|Date of Submission||Jan. 24, 2014, 4:30 p.m.|
|Resource Type||Primary Text|
The ATLAS Spanish Microphone Database (MICROAES) has been collected in Spain by Applied Technologies on Language and Speech, S.L. (ATLAS). This database comprises microphone recordings from 300 different speakers, who have been selected from five different dialectal areas. Sex and age distribution was also considered for speaker selection.
The corpus has 30 sets of 15 paragraphs giving a total of 450 paragraphs. Each 15 paragraph set contains at least two allophones from the extended SAMPA symbols. For this purpose, coarticulation effect between words was considered.
The recording platform is based on a laptop using a PCMCIA slot as interface to the audio equipment. Up to four microphones are recorded simultaneously:
* Sennheiser ME 104 (close distance)
In this database all recordings have been done in an office with no discussion or meeting during the recordings.
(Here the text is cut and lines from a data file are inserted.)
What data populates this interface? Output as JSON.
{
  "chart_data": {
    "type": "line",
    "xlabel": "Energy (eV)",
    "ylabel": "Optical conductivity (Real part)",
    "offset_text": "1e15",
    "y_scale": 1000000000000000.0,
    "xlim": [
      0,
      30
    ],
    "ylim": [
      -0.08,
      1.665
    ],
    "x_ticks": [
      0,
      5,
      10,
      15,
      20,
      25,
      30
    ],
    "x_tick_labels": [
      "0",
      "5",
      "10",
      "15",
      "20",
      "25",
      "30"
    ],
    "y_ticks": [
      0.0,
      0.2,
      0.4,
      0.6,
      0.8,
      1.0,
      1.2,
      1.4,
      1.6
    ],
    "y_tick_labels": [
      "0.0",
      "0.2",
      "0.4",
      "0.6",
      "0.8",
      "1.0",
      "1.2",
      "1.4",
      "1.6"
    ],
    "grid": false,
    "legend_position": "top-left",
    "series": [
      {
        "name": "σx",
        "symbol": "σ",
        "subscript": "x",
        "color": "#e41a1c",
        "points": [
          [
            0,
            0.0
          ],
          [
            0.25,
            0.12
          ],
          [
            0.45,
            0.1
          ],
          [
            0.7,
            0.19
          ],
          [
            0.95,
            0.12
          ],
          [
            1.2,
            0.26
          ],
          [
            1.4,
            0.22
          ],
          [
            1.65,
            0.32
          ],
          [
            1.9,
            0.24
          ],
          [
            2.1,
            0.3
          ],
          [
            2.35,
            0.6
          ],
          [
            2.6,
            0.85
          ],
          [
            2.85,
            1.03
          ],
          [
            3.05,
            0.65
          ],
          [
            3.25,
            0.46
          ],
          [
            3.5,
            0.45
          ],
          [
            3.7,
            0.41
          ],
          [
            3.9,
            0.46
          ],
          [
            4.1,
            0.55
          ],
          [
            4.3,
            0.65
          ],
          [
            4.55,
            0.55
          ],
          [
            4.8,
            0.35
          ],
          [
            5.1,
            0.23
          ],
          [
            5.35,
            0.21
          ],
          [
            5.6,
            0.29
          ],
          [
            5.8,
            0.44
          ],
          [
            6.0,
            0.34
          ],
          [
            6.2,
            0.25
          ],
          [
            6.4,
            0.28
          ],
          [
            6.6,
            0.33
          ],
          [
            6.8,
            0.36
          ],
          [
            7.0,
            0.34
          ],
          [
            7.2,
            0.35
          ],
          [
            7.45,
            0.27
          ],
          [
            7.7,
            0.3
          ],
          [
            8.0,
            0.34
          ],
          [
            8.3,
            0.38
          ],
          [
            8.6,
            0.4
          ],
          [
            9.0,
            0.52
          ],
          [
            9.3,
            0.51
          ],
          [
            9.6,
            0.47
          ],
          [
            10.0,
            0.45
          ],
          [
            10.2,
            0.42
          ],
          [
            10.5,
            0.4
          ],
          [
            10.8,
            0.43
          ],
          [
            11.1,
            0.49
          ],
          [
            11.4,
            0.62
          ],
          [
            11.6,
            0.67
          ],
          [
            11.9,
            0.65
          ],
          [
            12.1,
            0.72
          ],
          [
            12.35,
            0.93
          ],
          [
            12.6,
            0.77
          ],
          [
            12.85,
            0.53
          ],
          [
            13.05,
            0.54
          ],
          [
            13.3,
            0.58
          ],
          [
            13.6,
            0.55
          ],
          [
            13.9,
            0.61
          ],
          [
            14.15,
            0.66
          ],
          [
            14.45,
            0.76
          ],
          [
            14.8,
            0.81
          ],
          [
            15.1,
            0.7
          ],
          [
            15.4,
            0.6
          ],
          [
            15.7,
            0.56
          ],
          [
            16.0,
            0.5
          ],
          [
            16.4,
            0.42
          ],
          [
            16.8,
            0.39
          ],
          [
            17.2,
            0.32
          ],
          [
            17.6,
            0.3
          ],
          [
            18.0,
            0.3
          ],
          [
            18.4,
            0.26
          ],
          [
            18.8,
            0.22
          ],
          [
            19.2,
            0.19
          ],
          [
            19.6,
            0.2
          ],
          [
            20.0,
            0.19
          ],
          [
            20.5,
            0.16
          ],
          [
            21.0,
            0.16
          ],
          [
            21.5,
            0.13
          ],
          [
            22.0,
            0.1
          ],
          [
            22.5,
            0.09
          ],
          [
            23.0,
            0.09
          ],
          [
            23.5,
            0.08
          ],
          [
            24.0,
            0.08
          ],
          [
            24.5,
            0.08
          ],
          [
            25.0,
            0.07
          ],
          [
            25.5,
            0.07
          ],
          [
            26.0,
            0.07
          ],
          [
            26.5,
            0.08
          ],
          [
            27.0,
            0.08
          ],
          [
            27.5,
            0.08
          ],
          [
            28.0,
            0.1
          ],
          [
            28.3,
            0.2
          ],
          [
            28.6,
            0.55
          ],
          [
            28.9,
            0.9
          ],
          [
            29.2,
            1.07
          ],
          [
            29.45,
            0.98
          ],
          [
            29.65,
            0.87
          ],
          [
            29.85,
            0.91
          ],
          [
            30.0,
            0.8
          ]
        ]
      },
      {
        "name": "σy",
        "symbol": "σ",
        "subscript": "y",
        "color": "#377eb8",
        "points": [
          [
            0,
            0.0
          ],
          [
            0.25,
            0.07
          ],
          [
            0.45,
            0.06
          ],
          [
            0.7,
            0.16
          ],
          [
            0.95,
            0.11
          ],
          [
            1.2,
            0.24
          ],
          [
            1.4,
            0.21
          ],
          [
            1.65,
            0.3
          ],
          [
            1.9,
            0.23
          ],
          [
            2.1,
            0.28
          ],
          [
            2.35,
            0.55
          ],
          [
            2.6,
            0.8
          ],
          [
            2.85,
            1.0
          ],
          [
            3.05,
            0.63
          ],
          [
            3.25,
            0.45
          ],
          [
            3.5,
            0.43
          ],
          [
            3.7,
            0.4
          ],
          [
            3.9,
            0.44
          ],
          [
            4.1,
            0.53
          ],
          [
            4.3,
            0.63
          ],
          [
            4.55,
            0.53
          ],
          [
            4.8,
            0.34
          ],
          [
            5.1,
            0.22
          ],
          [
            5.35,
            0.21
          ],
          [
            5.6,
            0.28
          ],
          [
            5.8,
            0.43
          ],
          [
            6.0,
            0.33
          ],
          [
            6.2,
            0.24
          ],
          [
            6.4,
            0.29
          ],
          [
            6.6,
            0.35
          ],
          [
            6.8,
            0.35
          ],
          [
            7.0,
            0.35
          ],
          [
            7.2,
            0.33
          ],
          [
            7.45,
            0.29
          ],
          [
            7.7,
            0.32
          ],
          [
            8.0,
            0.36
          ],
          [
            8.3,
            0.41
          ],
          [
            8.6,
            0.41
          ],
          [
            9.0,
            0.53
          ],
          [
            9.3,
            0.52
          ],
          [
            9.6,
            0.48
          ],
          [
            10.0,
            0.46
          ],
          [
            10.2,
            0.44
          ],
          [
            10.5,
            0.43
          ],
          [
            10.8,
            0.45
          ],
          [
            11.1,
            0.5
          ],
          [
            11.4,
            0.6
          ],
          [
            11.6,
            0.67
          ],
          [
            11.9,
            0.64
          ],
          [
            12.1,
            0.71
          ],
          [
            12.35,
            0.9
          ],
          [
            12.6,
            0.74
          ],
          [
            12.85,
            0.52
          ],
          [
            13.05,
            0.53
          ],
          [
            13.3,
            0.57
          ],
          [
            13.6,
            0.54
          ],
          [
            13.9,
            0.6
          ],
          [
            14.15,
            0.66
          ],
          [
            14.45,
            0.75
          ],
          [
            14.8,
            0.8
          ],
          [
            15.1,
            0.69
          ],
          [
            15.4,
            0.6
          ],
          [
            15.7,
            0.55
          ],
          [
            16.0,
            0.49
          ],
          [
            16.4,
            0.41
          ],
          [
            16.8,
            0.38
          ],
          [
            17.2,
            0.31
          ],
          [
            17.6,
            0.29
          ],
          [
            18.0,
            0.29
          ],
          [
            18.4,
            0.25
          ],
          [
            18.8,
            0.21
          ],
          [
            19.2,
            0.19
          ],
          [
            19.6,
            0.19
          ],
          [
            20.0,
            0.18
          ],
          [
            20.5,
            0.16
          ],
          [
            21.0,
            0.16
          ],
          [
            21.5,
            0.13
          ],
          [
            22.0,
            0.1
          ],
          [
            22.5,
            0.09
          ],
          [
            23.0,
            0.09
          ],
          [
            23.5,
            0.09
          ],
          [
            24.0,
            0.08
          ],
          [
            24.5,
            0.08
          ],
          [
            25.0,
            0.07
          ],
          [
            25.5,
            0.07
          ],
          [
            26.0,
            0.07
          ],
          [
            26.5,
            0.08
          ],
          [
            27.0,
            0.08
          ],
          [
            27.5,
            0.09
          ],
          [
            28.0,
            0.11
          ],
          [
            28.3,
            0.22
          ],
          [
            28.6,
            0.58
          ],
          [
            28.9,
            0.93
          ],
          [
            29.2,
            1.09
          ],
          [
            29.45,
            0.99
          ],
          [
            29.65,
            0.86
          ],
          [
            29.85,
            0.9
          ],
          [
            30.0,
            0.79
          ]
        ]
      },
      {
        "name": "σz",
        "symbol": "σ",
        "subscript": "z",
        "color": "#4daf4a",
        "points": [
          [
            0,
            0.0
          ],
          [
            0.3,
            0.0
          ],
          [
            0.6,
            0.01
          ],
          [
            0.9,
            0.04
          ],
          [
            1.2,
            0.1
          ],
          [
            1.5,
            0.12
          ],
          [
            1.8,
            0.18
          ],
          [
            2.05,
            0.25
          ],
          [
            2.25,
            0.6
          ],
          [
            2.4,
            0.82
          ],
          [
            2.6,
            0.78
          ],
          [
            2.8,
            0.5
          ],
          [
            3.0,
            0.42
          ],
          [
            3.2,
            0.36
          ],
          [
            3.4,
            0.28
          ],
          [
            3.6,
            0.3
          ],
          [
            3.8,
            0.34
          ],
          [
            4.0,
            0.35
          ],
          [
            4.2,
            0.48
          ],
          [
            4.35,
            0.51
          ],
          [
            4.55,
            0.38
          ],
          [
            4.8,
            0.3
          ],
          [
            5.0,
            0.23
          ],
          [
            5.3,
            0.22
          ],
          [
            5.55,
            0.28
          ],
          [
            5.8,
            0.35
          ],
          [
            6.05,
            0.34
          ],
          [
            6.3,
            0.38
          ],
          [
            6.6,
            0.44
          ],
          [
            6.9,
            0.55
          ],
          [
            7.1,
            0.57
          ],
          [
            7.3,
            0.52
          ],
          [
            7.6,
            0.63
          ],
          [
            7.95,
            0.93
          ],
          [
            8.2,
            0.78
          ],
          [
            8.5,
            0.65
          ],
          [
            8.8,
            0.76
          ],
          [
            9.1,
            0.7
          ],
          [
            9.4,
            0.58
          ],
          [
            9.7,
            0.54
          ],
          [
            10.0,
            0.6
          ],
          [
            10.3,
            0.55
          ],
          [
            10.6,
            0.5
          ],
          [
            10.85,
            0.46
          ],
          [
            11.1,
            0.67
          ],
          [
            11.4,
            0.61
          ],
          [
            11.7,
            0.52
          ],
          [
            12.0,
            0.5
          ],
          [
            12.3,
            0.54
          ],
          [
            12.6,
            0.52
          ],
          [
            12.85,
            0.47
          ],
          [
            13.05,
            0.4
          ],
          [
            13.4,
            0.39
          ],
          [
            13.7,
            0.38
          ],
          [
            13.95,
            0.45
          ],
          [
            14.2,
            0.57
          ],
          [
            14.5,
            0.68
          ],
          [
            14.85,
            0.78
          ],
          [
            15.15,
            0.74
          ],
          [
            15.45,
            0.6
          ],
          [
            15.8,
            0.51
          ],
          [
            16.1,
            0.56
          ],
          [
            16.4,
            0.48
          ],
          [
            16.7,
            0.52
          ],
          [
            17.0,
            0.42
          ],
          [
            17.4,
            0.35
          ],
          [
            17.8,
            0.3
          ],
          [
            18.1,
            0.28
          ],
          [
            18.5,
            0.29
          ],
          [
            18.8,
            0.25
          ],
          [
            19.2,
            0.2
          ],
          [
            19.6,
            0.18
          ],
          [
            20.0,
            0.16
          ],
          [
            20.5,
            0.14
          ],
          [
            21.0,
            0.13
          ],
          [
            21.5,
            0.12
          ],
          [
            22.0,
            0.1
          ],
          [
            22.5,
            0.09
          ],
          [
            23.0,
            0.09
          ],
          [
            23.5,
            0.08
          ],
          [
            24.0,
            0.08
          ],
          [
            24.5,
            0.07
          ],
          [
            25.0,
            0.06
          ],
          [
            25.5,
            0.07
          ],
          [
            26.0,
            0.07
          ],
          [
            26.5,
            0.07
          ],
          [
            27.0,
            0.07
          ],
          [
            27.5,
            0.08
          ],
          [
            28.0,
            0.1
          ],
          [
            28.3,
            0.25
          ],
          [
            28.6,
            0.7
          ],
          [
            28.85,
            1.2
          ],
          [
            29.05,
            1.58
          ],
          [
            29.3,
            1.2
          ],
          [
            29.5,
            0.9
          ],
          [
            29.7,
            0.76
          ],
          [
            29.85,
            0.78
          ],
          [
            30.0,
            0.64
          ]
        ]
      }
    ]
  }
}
The signals are stored in a raw file format, i.e. without headers in the signal file. Each of the four speech channels is recorded at 16 kHz with 16 bit quantization.
A description of the sample rate, the quantization, and byte order used is held in the SAM label file that corresponds to each speech file. This label file also contains information about the signal quality value of the speech file.
The transcription included in this database is an orthographic, lexical transcription with a few details that represent audible acoustic events (speech and non speech) present in the corresponding waveform files. Transcription includes segment markers dividing the paragraph in portions of less than 10 seconds using speaker pauses.
The database contains 30 hours of speech and is distributed in 30 ISO 9660 CD-ROM volumes or 5 ISO 9660 DVD-ROM volumes.